(C) Kim Ludbrook EPA   Fireworks fill the sky over Vancouver at the end of the opening ceremony of the 2010 Winter Olympic Games in Vancouver, Canada, 12 February 2010.
(C) Kim Ludbrook EPA Fireworks fill the sky over Vancouver at the end of the opening ceremony of the 2010 Winter Olympic Games in Vancouver, Canada, 12 February 2010.

As a South African photographer, the thought of editing images from
photographers during the Vancouver 2010 Winter Olympic Games is very
intriguing;  mainly because I have never been in ‘real’ snow or seen any
winter sports with my own eyes.

Over the past two weeks I have been editing Winter Olympic images as part of
the EPA Photos and DPA teams based at the main media centre in Vancouver,
Canada.

One of the first thoughts that crossed my mind was just how the images were
getting from the photographers cameras high in the mountains surrounding the
city to the end user – the newspapers and websites. Another thought was how
long it takes and what IT resources are needed to make this happen.

What I found out is that an enormous amount preparation is vital for this
type of assignment, and planning from the agency in conjunction with the IOC
is also very important.

The IT department started their work two weeks before any photographers
arrived and they effectively cabled entire mountainsides with LAN cables,
and from there to the designated EPA photo positions that were agreed on
during earlier meetings with the photo manager of the IOC and EPA sports
editor, Gernot Hensel, as well as with IT manager, Ole Bratz.

A total of 4 kilometres of LAN cabling was laid, including 40 LAN stitches
and mountains of other IT hardware. EPA had to also supply its own servers,
desk top computers, power sockets and other office hardware.

According to Martin Leo, from EPA Photos IT department, the worst venue to
cable was the Ice Hockey stadium. He spent the best part of a day crawling
under spectators’ seats to cable the venue and had to share the stadium
floor with dead rats and mouse traps.

The main reason to cable the Ice Hockey venue was to access images from the
remote cameras that were preinstalled in the roof of the stadium directly
above the nets of the ‘field’. These remote cameras are fired by the two
photographers covering the hockey from pitch side and edited in real time by
EPA editors in the main media centre, with images moving from the camera to
the media centre via LAN cables.

Some of the events, on the other hand, allow photographers to edit their own
work and transmit the edited and captioned images to the desk via LAN
cables. Most photographers are using Photo Mechanic with code replacement to
add captions, before moving the images to the desk.
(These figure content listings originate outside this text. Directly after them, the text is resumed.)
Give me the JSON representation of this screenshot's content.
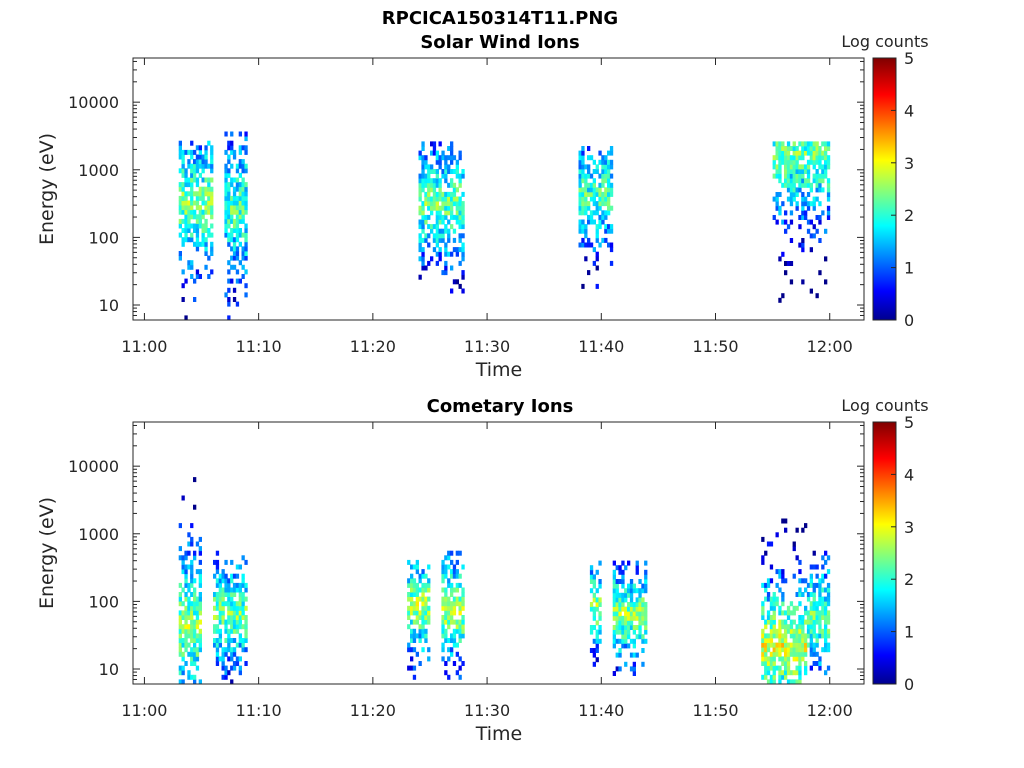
{
  "figure_title": "RPCICA150314T11.PNG",
  "chart_data": [
    {
      "type": "heatmap",
      "title": "Solar Wind Ions",
      "xlabel": "Time",
      "ylabel": "Energy (eV)",
      "xlim": [
        "10:59",
        "12:03"
      ],
      "ylim": [
        6,
        45000
      ],
      "yscale": "log",
      "x_ticks": [
        "11:00",
        "11:10",
        "11:20",
        "11:30",
        "11:40",
        "11:50",
        "12:00"
      ],
      "y_ticks": [
        "10",
        "100",
        "1000",
        "10000"
      ],
      "colorbar": {
        "label": "Log counts",
        "min": 0,
        "max": 5,
        "ticks": [
          "0",
          "1",
          "2",
          "3",
          "4",
          "5"
        ],
        "colormap": "jet"
      },
      "bursts": [
        {
          "start": "11:03",
          "end": "11:06",
          "e_low": 6,
          "e_high": 2500,
          "peak_energy": 300,
          "peak_log_counts": 2.5
        },
        {
          "start": "11:07",
          "end": "11:09",
          "e_low": 6,
          "e_high": 3500,
          "peak_energy": 250,
          "peak_log_counts": 2.3
        },
        {
          "start": "11:24",
          "end": "11:28",
          "e_low": 15,
          "e_high": 2500,
          "peak_energy": 300,
          "peak_log_counts": 2.4
        },
        {
          "start": "11:38",
          "end": "11:41",
          "e_low": 15,
          "e_high": 2000,
          "peak_energy": 400,
          "peak_log_counts": 2.2
        },
        {
          "start": "11:55",
          "end": "12:00",
          "e_low": 8,
          "e_high": 2500,
          "peak_energy": 1500,
          "peak_log_counts": 2.4
        }
      ]
    },
    {
      "type": "heatmap",
      "title": "Cometary Ions",
      "xlabel": "Time",
      "ylabel": "Energy (eV)",
      "xlim": [
        "10:59",
        "12:03"
      ],
      "ylim": [
        6,
        45000
      ],
      "yscale": "log",
      "x_ticks": [
        "11:00",
        "11:10",
        "11:20",
        "11:30",
        "11:40",
        "11:50",
        "12:00"
      ],
      "y_ticks": [
        "10",
        "100",
        "1000",
        "10000"
      ],
      "colorbar": {
        "label": "Log counts",
        "min": 0,
        "max": 5,
        "ticks": [
          "0",
          "1",
          "2",
          "3",
          "4",
          "5"
        ],
        "colormap": "jet"
      },
      "bursts": [
        {
          "start": "11:03",
          "end": "11:05",
          "e_low": 6,
          "e_high": 6000,
          "peak_energy": 40,
          "peak_log_counts": 2.6
        },
        {
          "start": "11:06",
          "end": "11:09",
          "e_low": 6,
          "e_high": 500,
          "peak_energy": 60,
          "peak_log_counts": 2.5
        },
        {
          "start": "11:23",
          "end": "11:25",
          "e_low": 6,
          "e_high": 400,
          "peak_energy": 80,
          "peak_log_counts": 2.7
        },
        {
          "start": "11:26",
          "end": "11:28",
          "e_low": 6,
          "e_high": 500,
          "peak_energy": 70,
          "peak_log_counts": 2.8
        },
        {
          "start": "11:39",
          "end": "11:40",
          "e_low": 8,
          "e_high": 400,
          "peak_energy": 80,
          "peak_log_counts": 2.6
        },
        {
          "start": "11:41",
          "end": "11:44",
          "e_low": 8,
          "e_high": 400,
          "peak_energy": 60,
          "peak_log_counts": 2.6
        },
        {
          "start": "11:54",
          "end": "11:58",
          "e_low": 6,
          "e_high": 1500,
          "peak_energy": 20,
          "peak_log_counts": 3.0
        },
        {
          "start": "11:58",
          "end": "12:00",
          "e_low": 6,
          "e_high": 600,
          "peak_energy": 50,
          "peak_log_counts": 2.5
        }
      ]
    }
  ]
}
The 9 editors working shifts from 1oam to 12pm use FotoStation software to
edit, caption and transmit images to the EPA Photos head offices in
Frankfurt, Germany, where the images make the final part of their journey to
clients around the world via a satellite feed.

The process of shooting an image, moving it to editors, sending it to
Frankfurt and then moving it onto clients takes less than 2 minutes.

After the first week of the games, 10 000 images were moved to the clients,
with 16 000 images having been edited by the desk.

This makes me think how different the workflow would have been decades ago,
before high speed internet, before cameras that are now effectively powerful
computers, and before smaller and faster laptops.
The one thing that I can guarantee is that photographers would have shot
less images and would probably have focused on the winners of the events,
and not been forced to shoot images of most of the athletes, transmitting an
endless stream of images.

As editors, the modern high speed imaging work flow forces us to look at
more images than before, as clients expect their feed from major sporting
events to be all-encompassing, to be counted by the ‘weight’ of images, not
only important moments.

Thus, as an agency you are expected to produce not only the winning moments,
winners, podiums and stunning features from EVERY event, but MORE images
than from previous Games.

The more images, the better, and so the circle of needing to move more
images to clients faster than before is unending, and I am sure the workflow
will get faster and

4 Thoughts

  1. Blair Ludbrook says:

    Boet, thanks for the story behind the pics, and what it takes to ensure I see a perfectly framed image from the Olympics on the cover of my Sueddeutsche Zeitung with a Breze and a cup of coffee, only three hours later and 9000 km’s away in Munich. Awesome, respect! You guys do a great job!
    Regards,
    Blair

  2. Alan says:

    HEctic work! All that then its gets cropped like shit in the paper … I must forward this to our sub editors.